Вольный огонь, что вырвал меня из душных объятий Майка, вдруг скукожился и битым щенком лег у ног Роуз. Я не могу. Я ее люблю.
Соленая вода разъедала губы, склеивала ресницы шипами роз. Я прошептала, захлебываясь словами, задыхаясь от безобразного плача:
– Мишель…
Она покачала головой:
– Нет. Пожалуйста. Не Мишель. Роуз. Для тебя – Роуз.
– Останься со мной.
Она засмеялась и зарыдала, все вместе: жуткий лающий звук, выклевывающий печень.
– Это ведь не я сейчас бегу с бала на корабль, теряя хрустальные туфельки. Глупая девчонка, и как ты себе это представляешь?
– Ты переедешь ко мне в Лос-Анджелес.
– И пусть осыпается прахом этот чертов салон. Хорошо.

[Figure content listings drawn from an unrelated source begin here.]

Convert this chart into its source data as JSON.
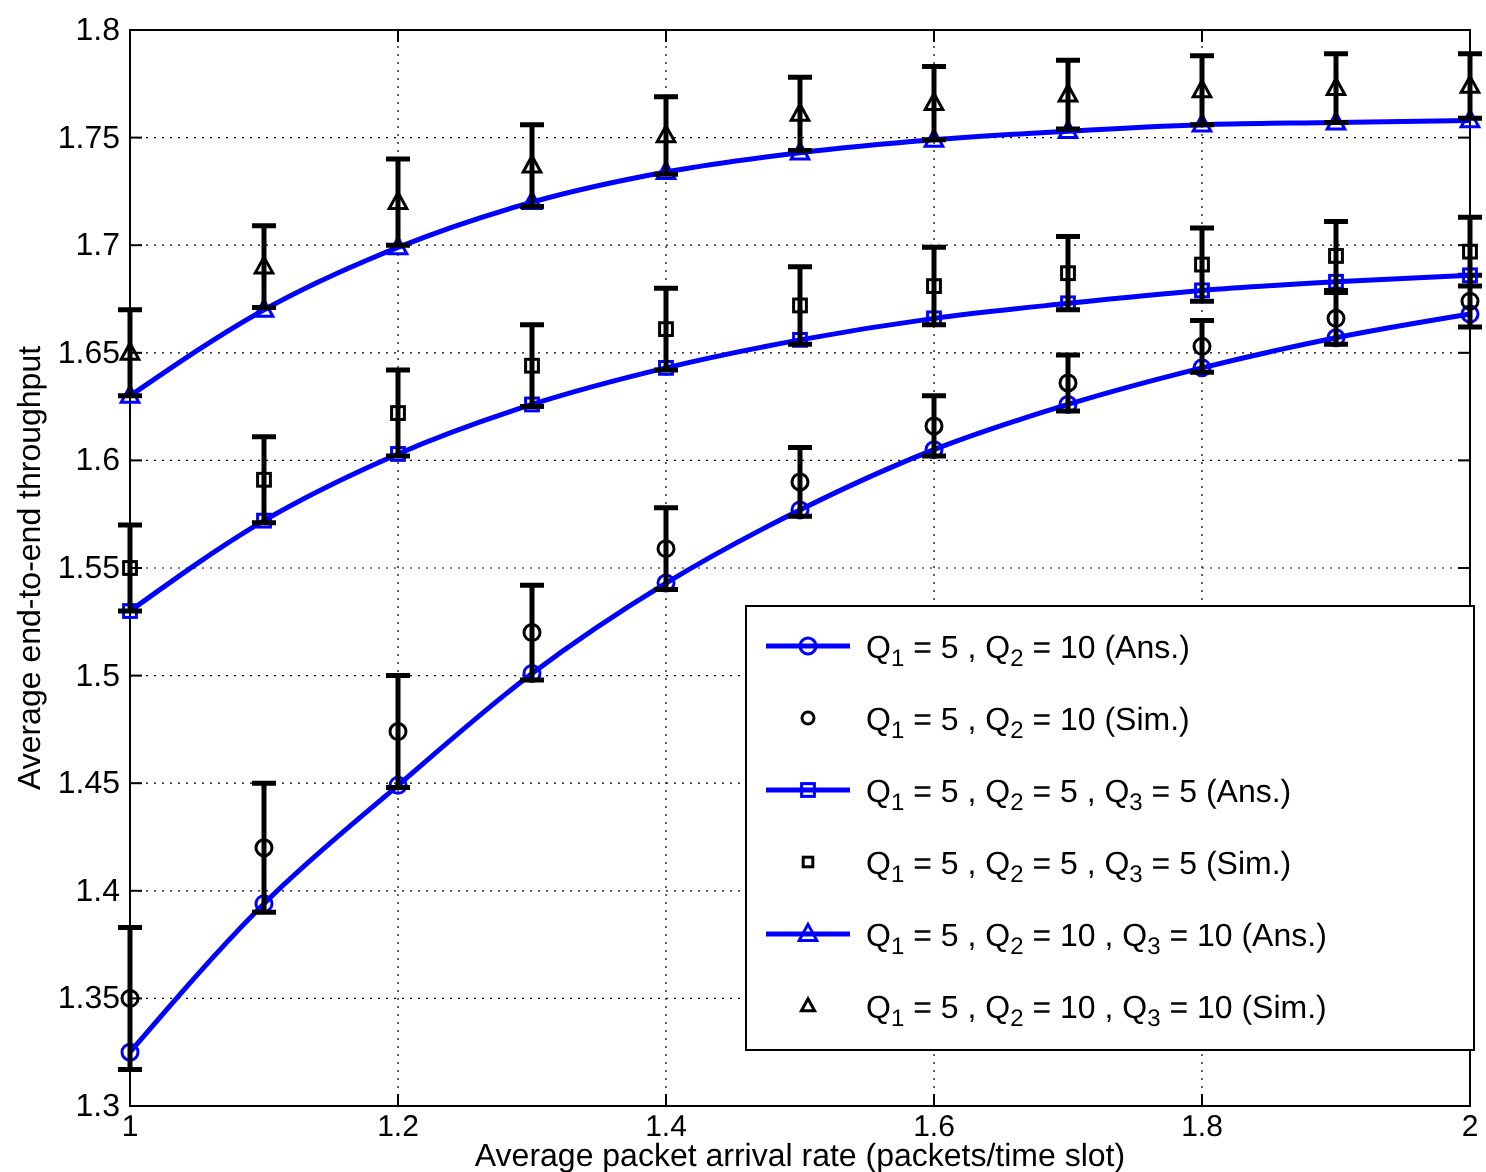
{
  "chart_data": {
    "type": "line",
    "xlabel": "Average packet arrival rate (packets/time slot)",
    "ylabel": "Average end-to-end throughput",
    "x": [
      1,
      1.1,
      1.2,
      1.3,
      1.4,
      1.5,
      1.6,
      1.7,
      1.8,
      1.9,
      2
    ],
    "xlim": [
      1,
      2
    ],
    "xticks": [
      1,
      1.2,
      1.4,
      1.6,
      1.8,
      2
    ],
    "ylim": [
      1.3,
      1.8
    ],
    "yticks": [
      1.3,
      1.35,
      1.4,
      1.45,
      1.5,
      1.55,
      1.6,
      1.65,
      1.7,
      1.75,
      1.8
    ],
    "grid": true,
    "legend": "bottom right",
    "line_style": "solid",
    "series": [
      {
        "name": "Q$_{1}$ = 5 , Q$_{2}$ = 10 (Ans.)",
        "color": "#0000ff",
        "marker": "circle",
        "values": [
          1.325,
          1.394,
          1.449,
          1.501,
          1.543,
          1.577,
          1.605,
          1.626,
          1.643,
          1.657,
          1.668
        ]
      },
      {
        "name": "Q$_{1}$ = 5 , Q$_{2}$ = 10 (Sim.)",
        "type": "scatter",
        "color": "#000000",
        "marker": "circle",
        "values": [
          1.35,
          1.42,
          1.474,
          1.52,
          1.559,
          1.59,
          1.616,
          1.636,
          1.653,
          1.666,
          1.674
        ],
        "errors": [
          0.033,
          0.03,
          0.026,
          0.022,
          0.019,
          0.016,
          0.014,
          0.013,
          0.012,
          0.012,
          0.012
        ]
      },
      {
        "name": "Q$_{1}$ = 5 , Q$_{2}$ = 5 , Q$_{3}$ = 5 (Ans.)",
        "color": "#0000ff",
        "marker": "square",
        "values": [
          1.53,
          1.572,
          1.603,
          1.626,
          1.643,
          1.656,
          1.666,
          1.673,
          1.679,
          1.683,
          1.686
        ]
      },
      {
        "name": "Q$_{1}$ = 5 , Q$_{2}$ = 5 , Q$_{3}$ = 5 (Sim.)",
        "type": "scatter",
        "color": "#000000",
        "marker": "square",
        "values": [
          1.55,
          1.591,
          1.622,
          1.644,
          1.661,
          1.672,
          1.681,
          1.687,
          1.691,
          1.695,
          1.697
        ],
        "errors": [
          0.02,
          0.02,
          0.02,
          0.019,
          0.019,
          0.018,
          0.018,
          0.017,
          0.017,
          0.016,
          0.016
        ]
      },
      {
        "name": "Q$_{1}$ = 5 , Q$_{2}$ = 10 , Q$_{3}$ = 10 (Ans.)",
        "color": "#0000ff",
        "marker": "triangle",
        "values": [
          1.63,
          1.67,
          1.699,
          1.72,
          1.734,
          1.743,
          1.749,
          1.753,
          1.756,
          1.757,
          1.758
        ]
      },
      {
        "name": "Q$_{1}$ = 5 , Q$_{2}$ = 10 , Q$_{3}$ = 10 (Sim.)",
        "type": "scatter",
        "color": "#000000",
        "marker": "triangle",
        "values": [
          1.65,
          1.69,
          1.72,
          1.737,
          1.751,
          1.761,
          1.766,
          1.77,
          1.772,
          1.773,
          1.774
        ],
        "errors": [
          0.02,
          0.019,
          0.02,
          0.019,
          0.018,
          0.017,
          0.017,
          0.016,
          0.016,
          0.016,
          0.015
        ]
      }
    ]
  }
}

– Нет, нельзя. Тогда мы с Маризой переедем к тебе в Нью-Йорк.
– И бросите магазин и Джуда, дом, в котором счастливы, родных, которые так важны для тебя? Я против.

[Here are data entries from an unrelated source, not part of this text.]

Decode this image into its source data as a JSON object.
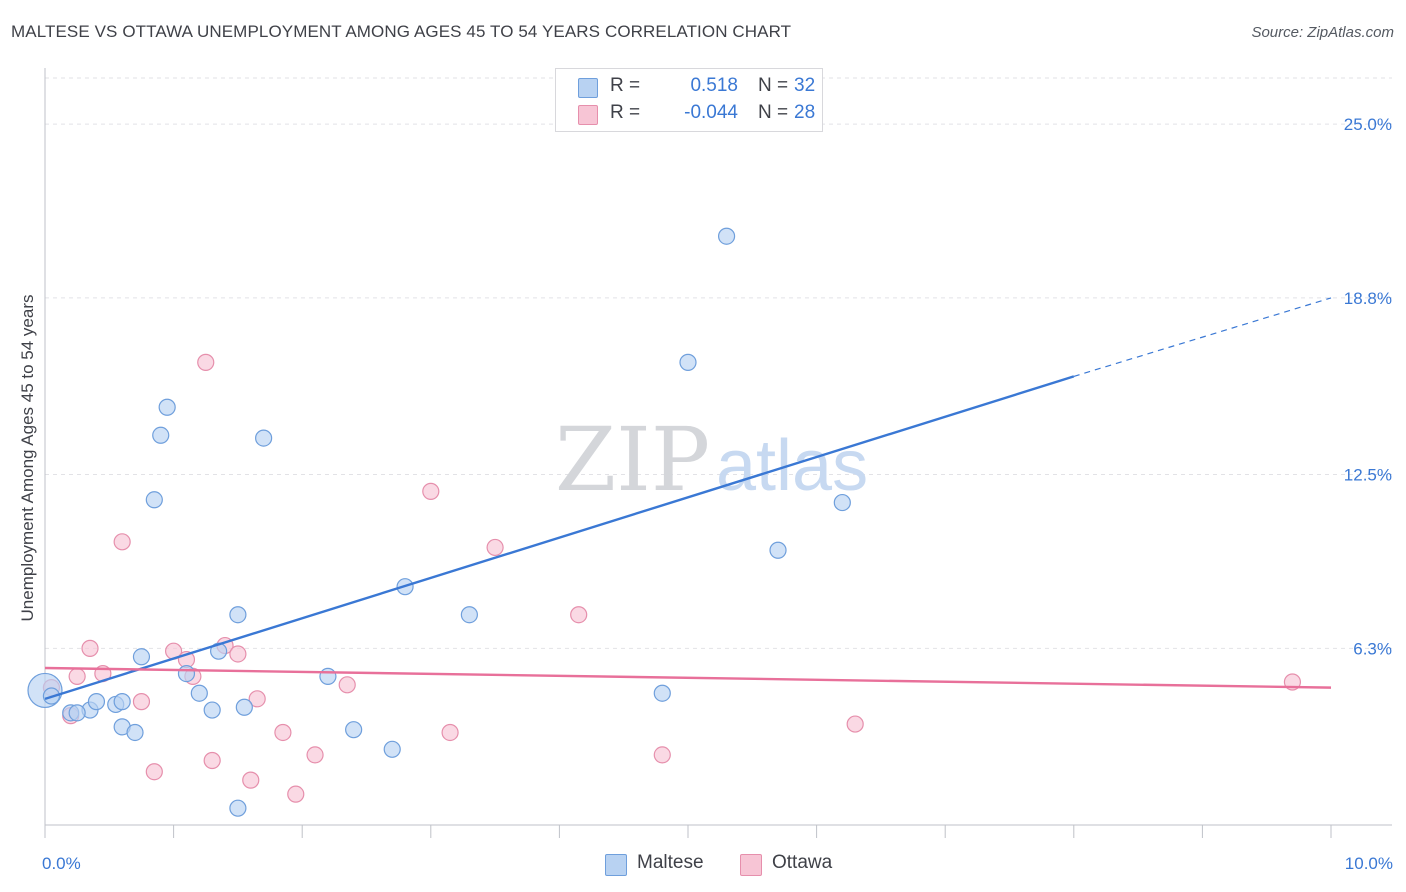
{
  "header": {
    "title": "MALTESE VS OTTAWA UNEMPLOYMENT AMONG AGES 45 TO 54 YEARS CORRELATION CHART",
    "source": "Source: ZipAtlas.com"
  },
  "watermark": {
    "zip": "ZIP",
    "atlas": "atlas"
  },
  "legend": {
    "rows": [
      {
        "r_label": "R =",
        "r_value": "0.518",
        "n_label": "N =",
        "n_value": "32"
      },
      {
        "r_label": "R =",
        "r_value": "-0.044",
        "n_label": "N =",
        "n_value": "28"
      }
    ]
  },
  "bottom_legend": {
    "maltese": "Maltese",
    "ottawa": "Ottawa"
  },
  "colors": {
    "maltese_fill": "#b8d2f2",
    "maltese_stroke": "#6f9fdc",
    "maltese_line": "#3a78d4",
    "ottawa_fill": "#f7c5d5",
    "ottawa_stroke": "#e68fac",
    "ottawa_line": "#e8709a",
    "tick_label": "#3a78d4",
    "grid": "#e2e2e6"
  },
  "chart_data": {
    "type": "scatter",
    "title": "MALTESE VS OTTAWA UNEMPLOYMENT AMONG AGES 45 TO 54 YEARS CORRELATION CHART",
    "xlabel": "",
    "ylabel": "Unemployment Among Ages 45 to 54 years",
    "xlim": [
      0,
      10
    ],
    "ylim": [
      0,
      27
    ],
    "x_tick_labels": [
      "0.0%",
      "10.0%"
    ],
    "y_ticks": [
      6.3,
      12.5,
      18.8,
      25.0
    ],
    "y_tick_labels": [
      "6.3%",
      "12.5%",
      "18.8%",
      "25.0%"
    ],
    "grid": true,
    "legend_position": "top-center",
    "series": [
      {
        "name": "Maltese",
        "r": 0.518,
        "n": 32,
        "trend": {
          "x0": 0.0,
          "y0": 4.5,
          "x1": 8.0,
          "y1": 16.0,
          "dash_to_x": 10.0,
          "dash_to_y": 18.8
        },
        "points": [
          [
            0.0,
            4.8
          ],
          [
            0.05,
            4.6
          ],
          [
            0.2,
            4.0
          ],
          [
            0.35,
            4.1
          ],
          [
            0.4,
            4.4
          ],
          [
            0.55,
            4.3
          ],
          [
            0.6,
            4.4
          ],
          [
            0.6,
            3.5
          ],
          [
            0.7,
            3.3
          ],
          [
            0.75,
            6.0
          ],
          [
            0.85,
            11.6
          ],
          [
            0.9,
            13.9
          ],
          [
            0.95,
            14.9
          ],
          [
            1.1,
            5.4
          ],
          [
            1.2,
            4.7
          ],
          [
            1.3,
            4.1
          ],
          [
            1.35,
            6.2
          ],
          [
            1.5,
            7.5
          ],
          [
            1.5,
            0.6
          ],
          [
            1.55,
            4.2
          ],
          [
            1.7,
            13.8
          ],
          [
            2.2,
            5.3
          ],
          [
            2.4,
            3.4
          ],
          [
            2.7,
            2.7
          ],
          [
            2.8,
            8.5
          ],
          [
            3.3,
            7.5
          ],
          [
            4.8,
            4.7
          ],
          [
            5.0,
            16.5
          ],
          [
            5.3,
            21.0
          ],
          [
            5.7,
            9.8
          ],
          [
            6.2,
            11.5
          ],
          [
            0.25,
            4.0
          ]
        ]
      },
      {
        "name": "Ottawa",
        "r": -0.044,
        "n": 28,
        "trend": {
          "x0": 0.0,
          "y0": 5.6,
          "x1": 10.0,
          "y1": 4.9
        },
        "points": [
          [
            0.05,
            4.9
          ],
          [
            0.2,
            3.9
          ],
          [
            0.25,
            5.3
          ],
          [
            0.35,
            6.3
          ],
          [
            0.45,
            5.4
          ],
          [
            0.6,
            10.1
          ],
          [
            0.75,
            4.4
          ],
          [
            0.85,
            1.9
          ],
          [
            1.0,
            6.2
          ],
          [
            1.1,
            5.9
          ],
          [
            1.15,
            5.3
          ],
          [
            1.25,
            16.5
          ],
          [
            1.3,
            2.3
          ],
          [
            1.4,
            6.4
          ],
          [
            1.5,
            6.1
          ],
          [
            1.6,
            1.6
          ],
          [
            1.65,
            4.5
          ],
          [
            1.85,
            3.3
          ],
          [
            1.95,
            1.1
          ],
          [
            2.1,
            2.5
          ],
          [
            2.35,
            5.0
          ],
          [
            3.0,
            11.9
          ],
          [
            3.15,
            3.3
          ],
          [
            3.5,
            9.9
          ],
          [
            4.15,
            7.5
          ],
          [
            4.8,
            2.5
          ],
          [
            6.3,
            3.6
          ],
          [
            9.7,
            5.1
          ]
        ]
      }
    ]
  }
}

Неотвратимость. Необратимость. Невозможность.
Три слова на «не», обозначающие только одно – конец. Никаким плачем не отменить это, никакими мольбами. Никогда.

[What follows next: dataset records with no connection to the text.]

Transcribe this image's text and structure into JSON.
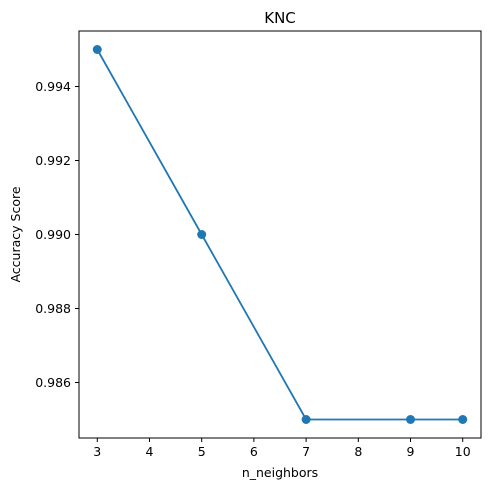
{
  "chart_data": {
    "type": "line",
    "title": "KNC",
    "xlabel": "n_neighbors",
    "ylabel": "Accuracy Score",
    "x": [
      3,
      5,
      7,
      9,
      10
    ],
    "series": [
      {
        "values": [
          0.995,
          0.99,
          0.985,
          0.985,
          0.985
        ],
        "color": "#1f77b4",
        "marker": "circle"
      }
    ],
    "xlim": [
      2.65,
      10.35
    ],
    "ylim": [
      0.9845,
      0.9955
    ],
    "xticks": [
      3,
      4,
      5,
      6,
      7,
      8,
      9,
      10
    ],
    "xtick_labels": [
      "3",
      "4",
      "5",
      "6",
      "7",
      "8",
      "9",
      "10"
    ],
    "yticks": [
      0.986,
      0.988,
      0.99,
      0.992,
      0.994
    ],
    "ytick_labels": [
      "0.986",
      "0.988",
      "0.990",
      "0.992",
      "0.994"
    ],
    "grid": false,
    "legend": false
  }
}
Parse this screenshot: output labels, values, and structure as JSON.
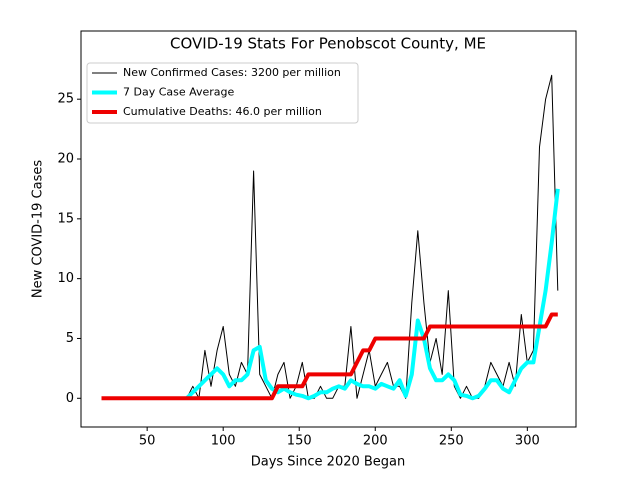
{
  "chart_data": {
    "type": "line",
    "title": "COVID-19 Stats For Penobscot County, ME",
    "xlabel": "Days Since 2020 Began",
    "ylabel": "New COVID-19 Cases",
    "x": [
      20,
      24,
      28,
      32,
      36,
      40,
      44,
      48,
      52,
      56,
      60,
      64,
      68,
      72,
      76,
      80,
      84,
      88,
      92,
      96,
      100,
      104,
      108,
      112,
      116,
      120,
      124,
      128,
      132,
      136,
      140,
      144,
      148,
      152,
      156,
      160,
      164,
      168,
      172,
      176,
      180,
      184,
      188,
      192,
      196,
      200,
      204,
      208,
      212,
      216,
      220,
      224,
      228,
      232,
      236,
      240,
      244,
      248,
      252,
      256,
      260,
      264,
      268,
      272,
      276,
      280,
      284,
      288,
      292,
      296,
      300,
      304,
      308,
      312,
      316,
      320
    ],
    "series": [
      {
        "name": "New Confirmed Cases: 3200 per million",
        "color": "#000000",
        "width": 1,
        "values": [
          null,
          null,
          null,
          null,
          null,
          null,
          null,
          null,
          null,
          null,
          null,
          null,
          null,
          null,
          0,
          1,
          0,
          4,
          1,
          4,
          6,
          2,
          1,
          3,
          2,
          19,
          2,
          1,
          0,
          2,
          3,
          0,
          1,
          3,
          0,
          0,
          1,
          0,
          0,
          1,
          1,
          6,
          0,
          2,
          4,
          1,
          2,
          3,
          1,
          1,
          0,
          8,
          14,
          8,
          3,
          5,
          2,
          9,
          1,
          0,
          1,
          0,
          0,
          1,
          3,
          2,
          1,
          3,
          1,
          7,
          3,
          4,
          21,
          25,
          27,
          9
        ]
      },
      {
        "name": "7 Day Case Average",
        "color": "#00ffff",
        "width": 4,
        "values": [
          null,
          null,
          null,
          null,
          null,
          null,
          null,
          null,
          null,
          null,
          null,
          null,
          null,
          null,
          0,
          0.5,
          1,
          1.5,
          2,
          2.5,
          2,
          1,
          1.5,
          1.5,
          2,
          4,
          4.3,
          1.5,
          0.8,
          0.5,
          0.8,
          0.5,
          0.3,
          0.2,
          0,
          0.2,
          0.5,
          0.5,
          0.8,
          1,
          0.8,
          1.5,
          1.2,
          1,
          1,
          0.8,
          1.2,
          1,
          0.8,
          1.5,
          0.2,
          2,
          6.5,
          5,
          2.5,
          1.5,
          1.5,
          2,
          1.5,
          0.3,
          0.2,
          0,
          0.2,
          0.8,
          1.5,
          1.5,
          0.8,
          0.5,
          1.5,
          2.5,
          3,
          3,
          6,
          9,
          13,
          17.5
        ]
      },
      {
        "name": "Cumulative Deaths: 46.0 per million",
        "color": "#ee0000",
        "width": 4,
        "values": [
          0,
          0,
          0,
          0,
          0,
          0,
          0,
          0,
          0,
          0,
          0,
          0,
          0,
          0,
          0,
          0,
          0,
          0,
          0,
          0,
          0,
          0,
          0,
          0,
          0,
          0,
          0,
          0,
          0,
          1,
          1,
          1,
          1,
          1,
          2,
          2,
          2,
          2,
          2,
          2,
          2,
          2,
          3,
          4,
          4,
          5,
          5,
          5,
          5,
          5,
          5,
          5,
          5,
          5,
          6,
          6,
          6,
          6,
          6,
          6,
          6,
          6,
          6,
          6,
          6,
          6,
          6,
          6,
          6,
          6,
          6,
          6,
          6,
          6,
          7,
          7
        ]
      }
    ],
    "xlim": [
      6.5,
      332
    ],
    "ylim": [
      -2.4,
      30.7
    ],
    "xticks": [
      50,
      100,
      150,
      200,
      250,
      300
    ],
    "yticks": [
      0,
      5,
      10,
      15,
      20,
      25
    ],
    "legend": "upper left"
  }
}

– Я сдохну, Роуз. Не смогу без тебя. Я никуда не поеду
Она провела рукой по моей щеке, утирая слезы, как ребенку. Это мало помогло, потому что, глядя на ее такое же мокрое лицо, я лишь заплакала сильней.
– Никто не сдохнет, все будут жить долго и каждый день благодарить ебучую судьбу за то, что подарила нам целый год счастья, – Роуз выпрямилась, ребром ладони провела под глазами, стирая снова размазавшуюся тушь. – Я так точно буду благодарить, –и надломанным шепотом прибавила. – После того, как прокляну.
– Роуз. Мы могли бы…
Она закрыла глаза и с силой вдавила пальцы в ямки на моих плечах.
– Нет. Ни слова больше, Ева, не то я сойду с ума. Мы прекратим это прямо сейчас, нет, я прекращу это прямо сейчас. Каждая секунда промедления лишь причиняет новую боль и добавляет вину. Я не хочу, чтобы ты винила себя.
Медленно она убрала с меня руки. Я замерла, не помогая ей и не противясь, ожидая, когда она отодвинется. Но ее нос касался моего носа, прядь пахнущих жасмином волос щекотала шею, дыхание согревало кожу.
– Поцелуй меня, – прошептала я. – На прощание.
Тонкие пальцы нежно обвели рот, запуская ток по телу. Гладкие губы обхватили верхнюю губу, бархатный язык скользнул в рот – я коснулась его своим, мгновенно отвечая. Мы целовались и целовались, не открывая глаз, не смея обнять друг друга – прощаясь на веки веков, до следующей жизни. Мальчишка-коридорный вышел из-за угла и застыл, уставившись на нас, зачарованный. Мы с Роуз рассмеялись одновременно, и он поспешно сбежал, пристыженный и смущенный.
Роуз прижалась к моей щеке, провела по волосам.
– Мариза. Разреши мне иногда звонить ей. Мне дорога эта девочка. Я не буду спрашивать про тебя, обещаю.
Печально улыбнувшись, я поцеловала Роуз снова: легко, почти целомудренно.
– Мы обе знаем, что этот ребенок болтает как помело, ее и спрашивать не нужно. Хорошо. Разрешаю.
Я погладила Роуз по скуле, поднялась вдоль виска, прочертила линию бровей. – Обещай и ты. Что забудешь меня.
Она усмехнулась почти как раньше в ответ на мою просьбу.
– Чтобы твоя совесть была спокойна? Обещаю, малышка. Говорят, разлука лечит. Через месяц буду угощать коктейлями новую цыпочку.
– Нагло врешь прямо мне в глаза.
Она поцеловала мои веки.
– Вру. Разлука – дрянь. Разлука – калечит. Я буду любить тебя вечно и бесконечно повторять это, хоть ты и не услышишь. Глупая девчонка, ты влезла в мое сердце так, как сама не представляешь и не смей, не смей предлагать, что мне с этим делать. Иначе я сломаюсь.